It takes a certain kind of person to devote their life to this difficult and often-thankless job. I know because I was raised in a community of them. I have mowed their lawns, painted their apartments, even babysat their children, and I’m convinced that they are as essential as any other essential workers. Some even raise rock stars! Tom Morello of Rage Against the Machine, Adam Levine, Josh Groban, and Haim are all children of school workers (with hopefully more academically rewarding results than mine). Over the years, I have come to notice that teachers share a special bond, because there aren’t too many people who truly understand their unique challenges—challenges that go far beyond just pen and paper. Today, those challenges could mean life or death for some.

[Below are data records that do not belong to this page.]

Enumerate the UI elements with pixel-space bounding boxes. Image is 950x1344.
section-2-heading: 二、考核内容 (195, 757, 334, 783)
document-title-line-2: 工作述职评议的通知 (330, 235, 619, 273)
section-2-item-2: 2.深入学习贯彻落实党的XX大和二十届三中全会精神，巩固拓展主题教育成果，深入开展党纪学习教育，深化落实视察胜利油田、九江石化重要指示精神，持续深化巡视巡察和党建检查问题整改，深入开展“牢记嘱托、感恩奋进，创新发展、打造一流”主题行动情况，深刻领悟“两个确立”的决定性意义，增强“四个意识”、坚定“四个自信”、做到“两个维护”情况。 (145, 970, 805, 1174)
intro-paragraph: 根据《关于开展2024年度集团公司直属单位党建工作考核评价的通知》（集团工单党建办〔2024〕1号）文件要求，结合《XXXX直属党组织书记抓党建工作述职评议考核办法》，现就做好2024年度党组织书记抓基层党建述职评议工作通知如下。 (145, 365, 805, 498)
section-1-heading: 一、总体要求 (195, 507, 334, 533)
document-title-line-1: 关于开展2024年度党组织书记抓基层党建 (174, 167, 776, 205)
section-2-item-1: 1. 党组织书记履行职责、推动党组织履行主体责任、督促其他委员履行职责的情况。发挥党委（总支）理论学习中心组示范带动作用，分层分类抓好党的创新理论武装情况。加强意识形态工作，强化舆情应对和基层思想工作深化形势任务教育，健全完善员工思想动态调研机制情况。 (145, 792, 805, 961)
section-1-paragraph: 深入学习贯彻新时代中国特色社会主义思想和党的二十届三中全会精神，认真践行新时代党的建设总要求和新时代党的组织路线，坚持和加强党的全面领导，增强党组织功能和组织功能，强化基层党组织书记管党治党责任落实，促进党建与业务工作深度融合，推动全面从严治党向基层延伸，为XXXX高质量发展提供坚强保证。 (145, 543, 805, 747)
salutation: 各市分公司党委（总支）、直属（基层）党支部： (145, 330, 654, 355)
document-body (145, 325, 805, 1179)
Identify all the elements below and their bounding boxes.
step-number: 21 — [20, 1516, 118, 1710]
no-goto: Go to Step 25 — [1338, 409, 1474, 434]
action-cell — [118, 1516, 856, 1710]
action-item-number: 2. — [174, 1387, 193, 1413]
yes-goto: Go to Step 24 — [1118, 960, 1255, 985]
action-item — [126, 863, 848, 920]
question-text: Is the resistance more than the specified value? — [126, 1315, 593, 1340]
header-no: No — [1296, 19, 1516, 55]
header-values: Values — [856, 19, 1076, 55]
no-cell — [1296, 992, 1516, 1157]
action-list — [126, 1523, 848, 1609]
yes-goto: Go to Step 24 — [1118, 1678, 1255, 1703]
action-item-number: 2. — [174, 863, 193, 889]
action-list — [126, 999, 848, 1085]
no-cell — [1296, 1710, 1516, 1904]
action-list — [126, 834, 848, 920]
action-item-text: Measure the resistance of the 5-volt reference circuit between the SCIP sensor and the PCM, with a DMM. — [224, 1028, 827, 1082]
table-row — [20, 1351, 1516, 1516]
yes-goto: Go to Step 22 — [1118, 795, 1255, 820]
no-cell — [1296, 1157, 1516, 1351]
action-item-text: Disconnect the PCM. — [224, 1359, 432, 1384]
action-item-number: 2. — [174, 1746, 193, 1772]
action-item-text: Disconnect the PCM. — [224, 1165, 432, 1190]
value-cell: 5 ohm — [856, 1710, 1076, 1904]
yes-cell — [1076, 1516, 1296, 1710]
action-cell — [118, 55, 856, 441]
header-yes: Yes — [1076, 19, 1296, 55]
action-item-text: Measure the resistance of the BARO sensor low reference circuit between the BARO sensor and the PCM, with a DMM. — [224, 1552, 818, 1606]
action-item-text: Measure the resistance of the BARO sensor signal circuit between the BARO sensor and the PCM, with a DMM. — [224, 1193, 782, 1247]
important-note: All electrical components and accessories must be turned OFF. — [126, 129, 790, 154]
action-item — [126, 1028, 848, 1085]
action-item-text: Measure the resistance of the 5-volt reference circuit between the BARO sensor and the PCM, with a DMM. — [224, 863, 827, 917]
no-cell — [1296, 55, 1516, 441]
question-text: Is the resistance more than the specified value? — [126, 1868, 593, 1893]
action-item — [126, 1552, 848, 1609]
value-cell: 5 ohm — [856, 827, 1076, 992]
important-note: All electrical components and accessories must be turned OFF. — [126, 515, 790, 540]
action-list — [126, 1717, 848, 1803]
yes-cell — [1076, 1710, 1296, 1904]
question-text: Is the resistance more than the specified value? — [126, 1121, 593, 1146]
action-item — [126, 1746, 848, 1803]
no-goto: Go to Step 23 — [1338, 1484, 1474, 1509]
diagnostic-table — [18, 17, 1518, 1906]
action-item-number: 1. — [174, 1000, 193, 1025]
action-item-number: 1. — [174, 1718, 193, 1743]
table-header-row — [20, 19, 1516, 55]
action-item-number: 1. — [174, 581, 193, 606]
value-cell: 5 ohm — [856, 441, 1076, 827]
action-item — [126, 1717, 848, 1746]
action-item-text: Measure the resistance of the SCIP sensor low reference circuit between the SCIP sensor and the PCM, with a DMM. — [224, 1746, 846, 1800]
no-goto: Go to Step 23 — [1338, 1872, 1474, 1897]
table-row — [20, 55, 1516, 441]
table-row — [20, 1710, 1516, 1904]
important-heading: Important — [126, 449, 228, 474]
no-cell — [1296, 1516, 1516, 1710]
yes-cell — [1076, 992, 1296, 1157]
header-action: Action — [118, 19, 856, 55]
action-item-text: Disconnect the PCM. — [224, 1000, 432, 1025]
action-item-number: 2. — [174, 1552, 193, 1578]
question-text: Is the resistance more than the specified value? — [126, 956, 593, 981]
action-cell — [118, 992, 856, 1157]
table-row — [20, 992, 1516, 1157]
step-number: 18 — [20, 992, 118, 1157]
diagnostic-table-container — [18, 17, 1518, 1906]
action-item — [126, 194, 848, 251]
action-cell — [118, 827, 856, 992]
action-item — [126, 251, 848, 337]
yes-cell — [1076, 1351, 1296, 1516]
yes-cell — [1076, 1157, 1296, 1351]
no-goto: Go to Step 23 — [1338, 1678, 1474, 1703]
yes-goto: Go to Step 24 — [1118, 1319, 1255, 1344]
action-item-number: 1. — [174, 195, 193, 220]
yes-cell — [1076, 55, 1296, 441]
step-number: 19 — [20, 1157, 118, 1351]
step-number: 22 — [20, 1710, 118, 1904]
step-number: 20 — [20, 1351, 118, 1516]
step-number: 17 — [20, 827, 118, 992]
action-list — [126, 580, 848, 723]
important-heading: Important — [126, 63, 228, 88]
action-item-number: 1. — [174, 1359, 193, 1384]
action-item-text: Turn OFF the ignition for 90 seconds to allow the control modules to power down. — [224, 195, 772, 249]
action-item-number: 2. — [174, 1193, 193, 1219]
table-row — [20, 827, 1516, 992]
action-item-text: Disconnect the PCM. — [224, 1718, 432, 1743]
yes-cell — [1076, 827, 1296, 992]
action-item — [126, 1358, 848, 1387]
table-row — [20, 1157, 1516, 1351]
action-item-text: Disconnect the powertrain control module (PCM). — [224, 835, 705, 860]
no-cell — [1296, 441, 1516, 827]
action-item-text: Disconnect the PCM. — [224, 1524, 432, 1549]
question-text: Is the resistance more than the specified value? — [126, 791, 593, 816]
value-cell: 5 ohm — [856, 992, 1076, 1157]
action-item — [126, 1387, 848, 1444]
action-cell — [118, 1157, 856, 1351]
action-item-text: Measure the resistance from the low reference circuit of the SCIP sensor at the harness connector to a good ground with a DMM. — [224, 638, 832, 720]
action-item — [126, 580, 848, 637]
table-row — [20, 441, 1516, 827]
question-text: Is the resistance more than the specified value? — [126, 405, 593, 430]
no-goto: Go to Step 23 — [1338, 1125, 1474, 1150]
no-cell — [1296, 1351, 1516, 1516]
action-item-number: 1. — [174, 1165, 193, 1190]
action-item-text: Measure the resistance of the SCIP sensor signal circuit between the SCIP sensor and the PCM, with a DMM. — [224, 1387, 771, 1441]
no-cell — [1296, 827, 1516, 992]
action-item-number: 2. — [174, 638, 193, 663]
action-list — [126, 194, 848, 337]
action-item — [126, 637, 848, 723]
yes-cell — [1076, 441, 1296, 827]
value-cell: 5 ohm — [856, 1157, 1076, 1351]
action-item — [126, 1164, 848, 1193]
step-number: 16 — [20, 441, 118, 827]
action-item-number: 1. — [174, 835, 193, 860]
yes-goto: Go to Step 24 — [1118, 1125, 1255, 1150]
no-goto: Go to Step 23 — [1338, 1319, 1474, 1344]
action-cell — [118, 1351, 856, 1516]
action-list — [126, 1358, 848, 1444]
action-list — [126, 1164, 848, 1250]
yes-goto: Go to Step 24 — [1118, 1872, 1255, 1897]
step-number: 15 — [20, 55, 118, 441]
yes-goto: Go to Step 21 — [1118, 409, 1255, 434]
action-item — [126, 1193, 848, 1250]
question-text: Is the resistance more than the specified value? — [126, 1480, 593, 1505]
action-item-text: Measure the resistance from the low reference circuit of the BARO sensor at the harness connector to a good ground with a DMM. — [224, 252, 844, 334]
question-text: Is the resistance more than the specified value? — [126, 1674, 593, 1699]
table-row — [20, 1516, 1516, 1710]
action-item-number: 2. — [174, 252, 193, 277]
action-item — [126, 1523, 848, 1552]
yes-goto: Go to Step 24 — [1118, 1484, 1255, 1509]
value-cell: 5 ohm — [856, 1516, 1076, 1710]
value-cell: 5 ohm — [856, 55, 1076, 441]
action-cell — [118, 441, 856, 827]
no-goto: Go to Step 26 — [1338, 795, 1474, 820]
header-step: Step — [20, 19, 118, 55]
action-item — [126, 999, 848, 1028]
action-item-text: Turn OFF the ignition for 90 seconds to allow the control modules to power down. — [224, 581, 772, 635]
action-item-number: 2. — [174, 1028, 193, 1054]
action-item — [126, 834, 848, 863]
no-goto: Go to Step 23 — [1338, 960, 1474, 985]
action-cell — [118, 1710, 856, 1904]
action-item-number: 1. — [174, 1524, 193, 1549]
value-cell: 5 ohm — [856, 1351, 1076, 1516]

When it comes to the daunting—and ever more politicized—question of reopening schools amid the coronavirus pandemic, the worry for our children’s well-being is paramount. Yet teachers are also confronted with a whole new set of dilemmas that most people would not consider. “There’s so much more to be addressed than just opening the doors and sending them back home,” my mother tells me over the phone. Now 82 and retired, she runs down a list of concerns based on her 35 years of experience: “masks and distancing, temperature checks, crowded busing, crowded hallways, sports, air-conditioning systems, lunchrooms, public restrooms, janitorial staff.” Most schools already struggle from a lack of resources; how could they possibly afford the mountain of safety measures that will need to be in place? And although the average age of a schoolteacher in the United States is in the early 40s, putting them in a lower-risk group, many career teachers, administrators, cafeteria workers, nurses, and janitors are older and at higher risk. Every school’s working faculty is a considerable percentage of its population, and should be safeguarded appropriately. I can only imagine if my mother were now forced to return to a stuffy, windowless classroom. What would we learn from that lesson? When I ask what she would do, my mother replies, “Remote learning for the time being.”
Remote learning comes with more than a few of its own complications, especially for working-class and single parents who are dealing with the logistical problem of balancing jobs with children at home. Uneven availability of teaching materials and online access, technical snafus, and a lack of socialization all make for a less-than-ideal learning experience. But most important, remote setups overseen by caretakers, with a teacher on the other end doing their best to educate distracted kids who prefer screens used for games, not math, make it perfectly clear that not everyone with a laptop and a dry-erase board is cut out to be a teacher. That specialized skill is the X factor. I know this because I have three children of my own, and my remote classroom was more Welcome Back, Kotter than Dead Poets Society. Like I tell my children, “You don’t really want daddy helping, unless you want to get an F!” Remote learning is an inconvenient and hopefully temporary solution. But as much as Donald Trump’s conductor-less orchestra would love to see the country prematurely open schools in the name of rosy optics (ask a science teacher what they think about White House Press Secretary Kayleigh McEnany’s comment that “science should not stand in the way”), it would be foolish to do so at the expense of our children, teachers, and schools.